Taking apart StringBuilder (Java)

If you are a Java developer, you almost certainly know that it is better to use a string builder than to add strings together. You may also know that you should use StringBuilder rather than StringBuffer because the latter is thread-safe which means it has a wasteful overhead if you don’t need it (and you likely don’t).

But how exactly is StringBuilder so much more better, nay, awesome than just adding strings together? Well remember that in Java strings are immutable: once a string has been created it cannot be changed. This has all sorts of benefits but it also mean that we have to create new strings if we want new values.

Lets back up a second, what exactly does Java do when you write some code like this:

 String message = "Greetings " + title + " " + firstName + " " + lastName; 

The answer? It creates and throws a way an entire bunch of strings! First it creates a temporary variable that contains the result of "Greetings " + title, (it also creates a temporary variable which contains “greetings”, but Java will have that optimised so creating it is cheap and there is no way around it anyhow), then it creates a new temporary variable that contains the result of adding the previous temporary variable and the space. At this point the first temporary variable is garbage and will need to be removed. With the second temporary variable on the call stack, Java creates a third temporary variable, sets it to the result of adding the second temporary variable and the firstName variable, etc.

In all, not counting the strings in the code, Java creates 5 strings but all but the last are garbage right away — assuming that this isn’t inside a loop, in which case it will create 5 garbage strings for each iteration in the loop. This can be done better and this is what StringBuilder does.

You can find the Java Doc here and the source code here — it might help you to have the source code open in new tab (or a new window). Since much of what we will be looking at is the AbstractStringBuilder class (source code here, I suggest opening that one as well).

Right then, lets rewrite the previous example to use a StringBuilder:

 StringBuilder strBuilder = new StringBuilder(); strBuilder.append("Greetings ").append(title).append(" ") .append(firstName).append(" ").append(lastName); 

Most usages of the StringBuilder uses just two methods: append and toString. So lets look at the append(String str) method:

 public AbstractStringBuilder append(String str) { if (str == null) str = "null"; int len = str.length(); if (len == 0) return this; int newCount = count + len; if (newCount > value.length) expandCapacity(newCount); str.getChars(0, len, value, count); count = newCount; return this; } 

If you have read my entry on ArrayLists nothing here should be surprising: StringBuilder is basically backed by a big char array that it then copies the chars of the string into.

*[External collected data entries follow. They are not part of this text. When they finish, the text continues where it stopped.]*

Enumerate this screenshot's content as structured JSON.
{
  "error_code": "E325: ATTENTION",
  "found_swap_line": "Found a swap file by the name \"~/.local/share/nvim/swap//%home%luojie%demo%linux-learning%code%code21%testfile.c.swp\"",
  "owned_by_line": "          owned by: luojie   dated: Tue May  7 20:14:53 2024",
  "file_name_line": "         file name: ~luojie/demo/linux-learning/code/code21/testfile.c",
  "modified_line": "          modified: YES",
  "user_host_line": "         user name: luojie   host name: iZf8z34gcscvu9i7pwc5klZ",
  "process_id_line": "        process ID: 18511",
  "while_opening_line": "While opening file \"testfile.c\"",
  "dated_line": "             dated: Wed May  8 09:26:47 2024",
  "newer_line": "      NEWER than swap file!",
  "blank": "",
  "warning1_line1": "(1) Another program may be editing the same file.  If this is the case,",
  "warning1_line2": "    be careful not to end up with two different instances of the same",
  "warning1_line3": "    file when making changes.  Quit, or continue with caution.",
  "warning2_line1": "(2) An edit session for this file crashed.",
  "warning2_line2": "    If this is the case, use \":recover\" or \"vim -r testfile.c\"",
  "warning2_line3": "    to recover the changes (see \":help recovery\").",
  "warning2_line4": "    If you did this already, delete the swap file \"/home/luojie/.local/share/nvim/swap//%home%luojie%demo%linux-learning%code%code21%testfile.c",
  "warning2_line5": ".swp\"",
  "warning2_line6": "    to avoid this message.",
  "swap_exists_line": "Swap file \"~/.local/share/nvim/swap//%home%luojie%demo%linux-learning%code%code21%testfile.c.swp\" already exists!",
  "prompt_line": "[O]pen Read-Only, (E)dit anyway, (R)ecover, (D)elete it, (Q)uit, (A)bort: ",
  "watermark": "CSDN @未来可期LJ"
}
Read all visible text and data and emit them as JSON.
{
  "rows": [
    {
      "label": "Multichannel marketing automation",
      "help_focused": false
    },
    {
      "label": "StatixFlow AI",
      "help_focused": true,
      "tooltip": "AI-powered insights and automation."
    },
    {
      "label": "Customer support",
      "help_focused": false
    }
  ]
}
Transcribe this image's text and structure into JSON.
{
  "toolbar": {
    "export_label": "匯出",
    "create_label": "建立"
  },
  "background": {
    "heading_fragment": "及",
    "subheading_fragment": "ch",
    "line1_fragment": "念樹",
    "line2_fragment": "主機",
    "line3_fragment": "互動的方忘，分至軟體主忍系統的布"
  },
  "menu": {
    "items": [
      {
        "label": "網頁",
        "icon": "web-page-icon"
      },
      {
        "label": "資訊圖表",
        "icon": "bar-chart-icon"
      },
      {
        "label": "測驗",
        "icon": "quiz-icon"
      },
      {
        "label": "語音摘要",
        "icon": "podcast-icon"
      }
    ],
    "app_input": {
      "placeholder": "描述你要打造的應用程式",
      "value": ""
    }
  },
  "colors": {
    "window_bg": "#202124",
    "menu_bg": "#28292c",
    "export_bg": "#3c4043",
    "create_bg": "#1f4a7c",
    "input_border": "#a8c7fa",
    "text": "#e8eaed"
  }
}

The expandCapacity method? It (surprise) implements the logic to expand the backing store and serves as an illustration of why you shouldn’t reimplement something like that if you don’t have to:

 void expandCapacity(int minimumCapacity) { int newCapacity = (value.length + 1) \* 2; if (newCapacity \< 0) { newCapacity = Integer.MAX\_VALUE; } else if (minimumCapacity \> newCapacity) { newCapacity = minimumCapacity; } value = Arrays.copyOf(value, newCapacity); } 

Here the size of the new capacity will always be more than all its previous capacities which can cause stack fragmentation: if you read my article on the ArrayList you can see the details, the important part is that this wouldn’t have been an issue if the implementation had used ArrayList. Unfortunately that isn’t possible because char is a primitive value in Java and storing those would cause needless boxing issues.

Okay enough digression, how is this more efficient than allocating a ton of strings? Simple, assuming there is enough space in the backing store, we can add characters without creating any new objects which means we will also avoid causing any garbage.

StringBuilder has append methods for just about anything, but they all work the same way: get the array of chars that corresponds to the string representation of the object we should add and put it on the end of an array. StringBuilder also has insert methods, but those aren’t used as often so we will pretend they don’t exist.

Okay so now we have added all the strings, how do we get them back out?

 public String toString() { // Create a copy, don't share the array return new String(value, 0, count); } 

Here we create one String object using a less common constructor.

And that is pretty much it actually. A relatively simple implementation which gives a huge speed bonus.